Aella alzó la barbilla con actitud desafiante.
—Un futuro. Tomar las riendas de mi propia vida —fue su contestación.
—Sigo sin entenderlo.
—Como futura emperatriz, estarás rodeada de nobles y cortesanos que estarán dispuestos a cualquier cosa por llamar tu atención o la de tu prometido —me explicó, cruzándose de brazos de modo defensivo—. Y si bien no estuve de acuerdo con el compromiso que estaba planeando mi abuelo con Rómulo... Soy consciente de que el matrimonio es mi única opción de liberarme.
Me estremecí al escuchar la resignación en la voz de Aella al confesarme sus planes y por qué había aceptado tan de buena gana seguir las directrices de su abuelo, quien no estaba dispuesto a rendirse todavía.
—¿Y pretendes encontrar un... pretendiente? —creí comprender, intentando lidiar con los sentimientos contradictorios que se retorcían en el fondo de mi estómago.
Aella asintió.
—Aella...
No éramos amigas, ni nada que pudiera acercársele, pero oír que estaba dispuesta a sacrificar aquellos años de negarse a ceder ante los deseos de Ptolomeo de comprometerse... Me resultó descorazonador. Incluso cruel.

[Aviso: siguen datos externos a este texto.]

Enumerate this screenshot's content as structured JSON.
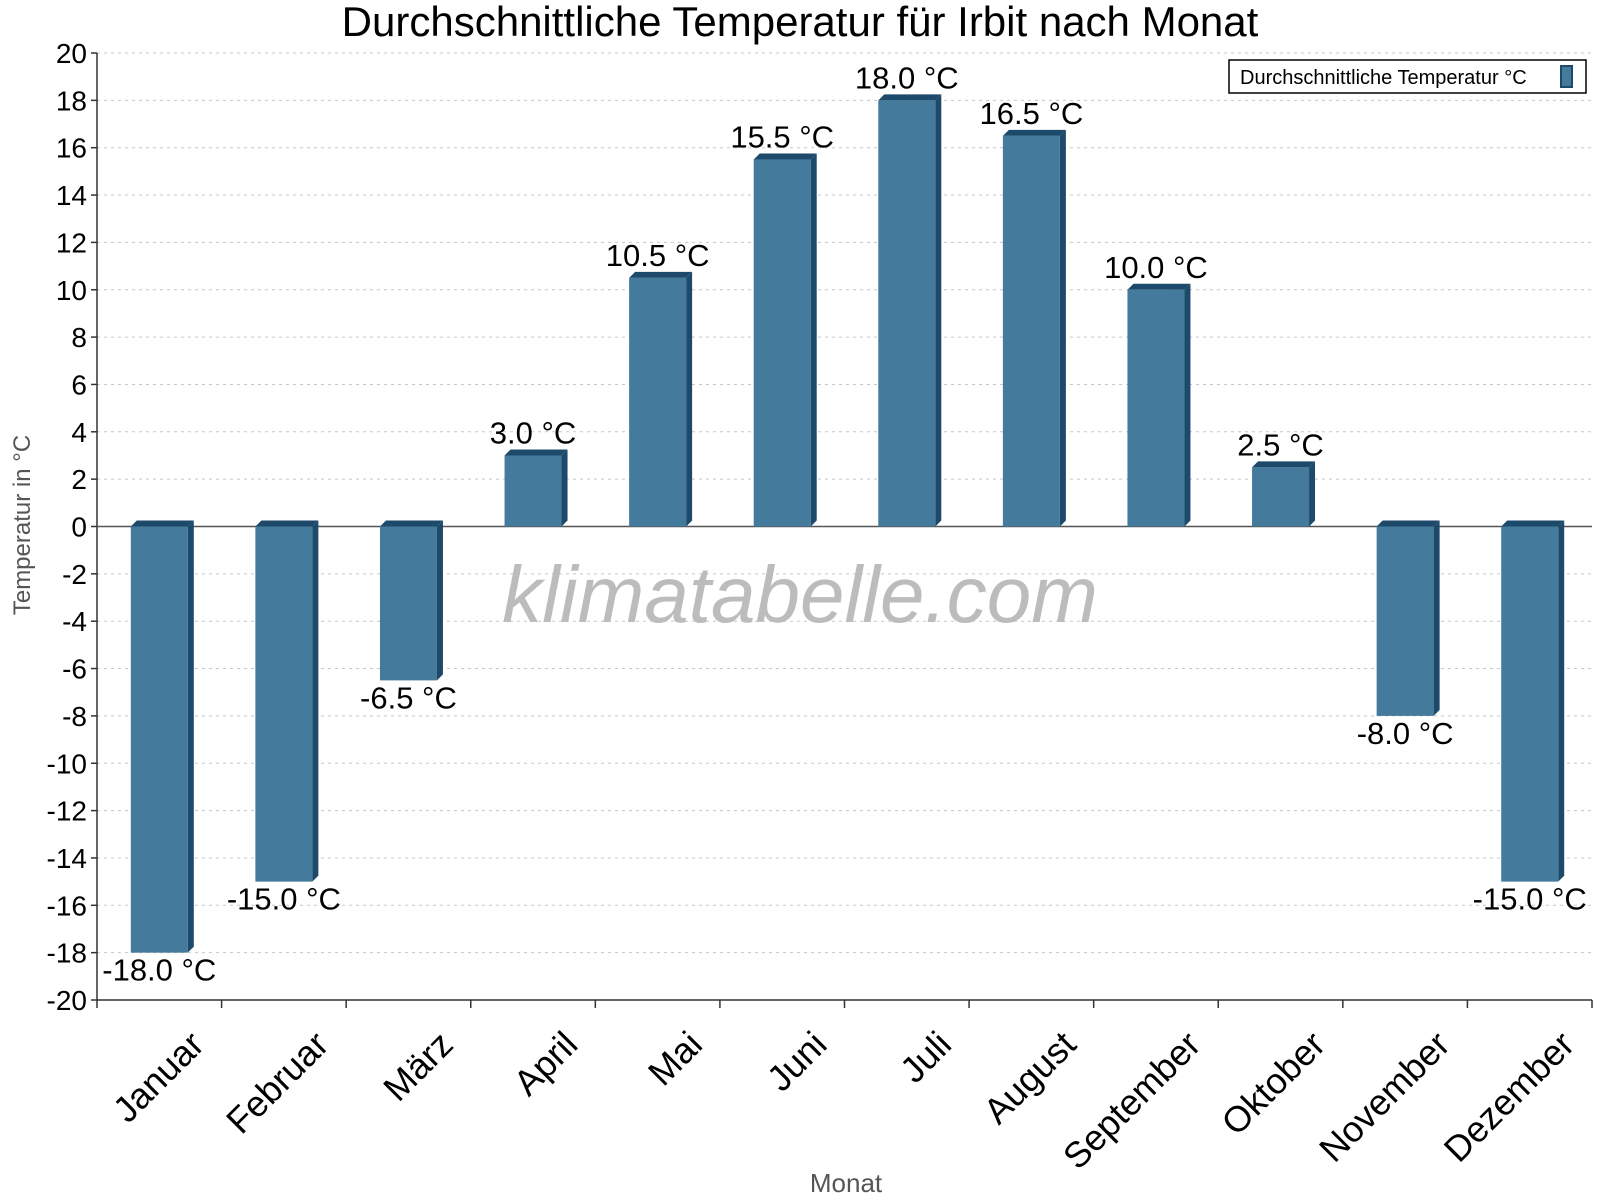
{
  "chart_data": {
    "type": "bar",
    "title": "Durchschnittliche Temperatur für Irbit nach Monat",
    "xlabel": "Monat",
    "ylabel": "Temperatur in °C",
    "categories": [
      "Januar",
      "Februar",
      "März",
      "April",
      "Mai",
      "Juni",
      "Juli",
      "August",
      "September",
      "Oktober",
      "November",
      "Dezember"
    ],
    "series": [
      {
        "name": "Durchschnittliche Temperatur °C",
        "values": [
          -18.0,
          -15.0,
          -6.5,
          3.0,
          10.5,
          15.5,
          18.0,
          16.5,
          10.0,
          2.5,
          -8.0,
          -15.0
        ],
        "labels": [
          "-18.0 °C",
          "-15.0 °C",
          "-6.5 °C",
          "3.0 °C",
          "10.5 °C",
          "15.5 °C",
          "18.0 °C",
          "16.5 °C",
          "10.0 °C",
          "2.5 °C",
          "-8.0 °C",
          "-15.0 °C"
        ]
      }
    ],
    "ylim": [
      -20,
      20
    ],
    "ytick_step": 2,
    "grid": true,
    "legend": "top-right",
    "bar_color": "#447a9c",
    "bar_side_color": "#1d4a6b",
    "watermark": "klimatabelle.com"
  }
}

Sin embargo, la prima de Perseo no me dio la oportunidad de convencerla para que se pensara bien aquella decisión, ya que negó con la cabeza de manera tajante.
—Ahí tienes mis motivos egoístas, Jedham —me dijo con firmeza—. Está en tu mano creerme o no.

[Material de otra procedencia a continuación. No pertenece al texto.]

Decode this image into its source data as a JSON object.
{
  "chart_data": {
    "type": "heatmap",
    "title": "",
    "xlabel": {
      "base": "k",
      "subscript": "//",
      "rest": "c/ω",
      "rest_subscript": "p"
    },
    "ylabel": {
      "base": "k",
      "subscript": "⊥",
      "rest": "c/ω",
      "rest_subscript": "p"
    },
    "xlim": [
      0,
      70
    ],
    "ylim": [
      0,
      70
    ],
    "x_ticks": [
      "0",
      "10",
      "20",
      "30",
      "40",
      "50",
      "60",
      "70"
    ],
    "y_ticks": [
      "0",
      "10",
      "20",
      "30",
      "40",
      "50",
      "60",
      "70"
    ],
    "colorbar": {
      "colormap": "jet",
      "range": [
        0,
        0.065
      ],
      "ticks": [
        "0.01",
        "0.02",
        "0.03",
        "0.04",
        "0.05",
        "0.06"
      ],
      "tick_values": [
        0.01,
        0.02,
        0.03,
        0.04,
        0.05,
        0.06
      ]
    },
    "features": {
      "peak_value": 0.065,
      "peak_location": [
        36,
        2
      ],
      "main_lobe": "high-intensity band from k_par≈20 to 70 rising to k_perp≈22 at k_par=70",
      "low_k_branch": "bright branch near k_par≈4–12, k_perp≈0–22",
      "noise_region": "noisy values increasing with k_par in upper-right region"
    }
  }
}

Tampoco pude responderle en aquella ocasión, puesto que mi nueva dama de compañía giró sobre sus bonitas zapatillas de seda y se dirigió hacia la puerta de mis aposentos, dando por concluida aquella extraña —y breve— conversación que habíamos mantenido.

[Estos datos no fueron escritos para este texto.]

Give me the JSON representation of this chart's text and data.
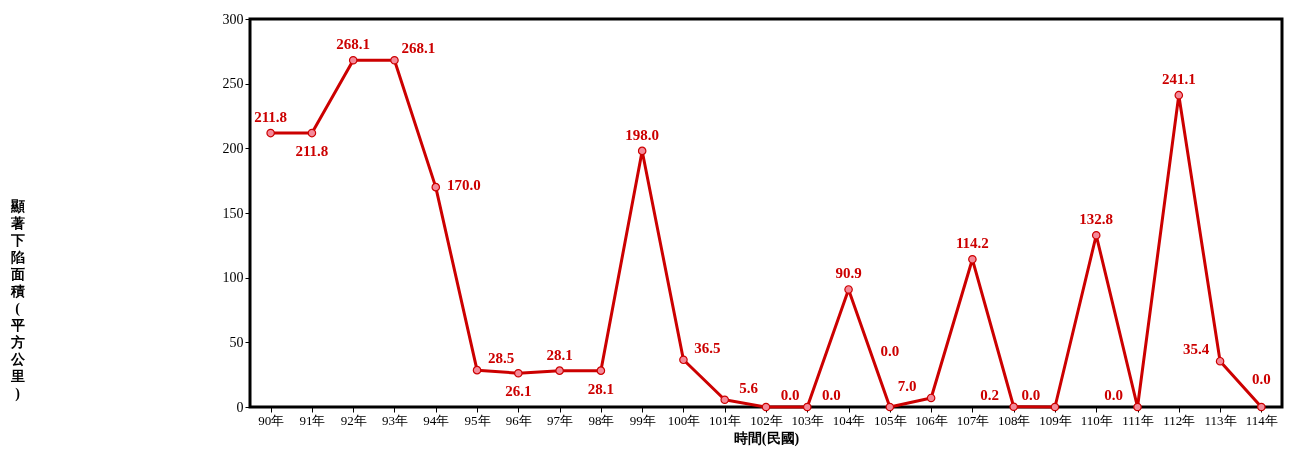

No me quedó otra salida que seguir sus pasos, lidiando con la imperiosa necesidad de hacer ver a Aella que no necesitaba casarse para conseguir su libertad. Incluso valoré la idea de intentar ponerme en contacto con Ludville para ver si existía alguna posibilidad de que pudiera ayudarla...
La maraña en la que se habían convertido mis pensamientos se detuvo en seco cuando puse un pie en el pasillo. Desde aquella última vez que me crucé con Perseo, el pasillo que compartíamos se había mantenido en un doloroso silencio pero en ese momento...
Las puertas que conducían a los aposentos privados del nigromante estaban abiertas de par en par. Un par de sirvientes salían del interior con expresiones contritas, haciendo que un extraño presentimiento hiciera trastabillar mi pulso; Ligeia había compartido conmigo la decisión de Perseo de volver a ponerse la máscara, pasando a recibir de nuevo órdenes por parte del Emperador.
De manera inconsciente empecé a dirigirme hacia el dormitorio del nigromante, rezando para que la posibilidad de que estuviera herido fuera sólo un juego de mi retorcida mente. Uno de los hombres se detuvo al verme allí.
—¿Qué está sucediendo?
El sirviente se apresuró a bajar la mirada al suelo, reconociéndome.
—Lamento profundamente haberos molestado, Alteza Imperial —se disculpó con prisa, temiendo algún castigo por mi parte—. Hemos intentado hacer el traslado lo más rápido posible y evitar perturbaros...
El tiempo pareció detenerse de golpe al escuchar una sola palabra de toda la frase que había pronunciado el hombre con tono acongojado.
—¿Traslado...? —repetí, sin importarme que Aella pudiera ser testigo de la conversación. Quizá ella ya estaba al corriente; seguramente lo estuviera.
—El joven amo ha pedido mudarse a otro dormitorio que esté más cerca de los aposentos de la princesa Ligeia, Alteza Imperial.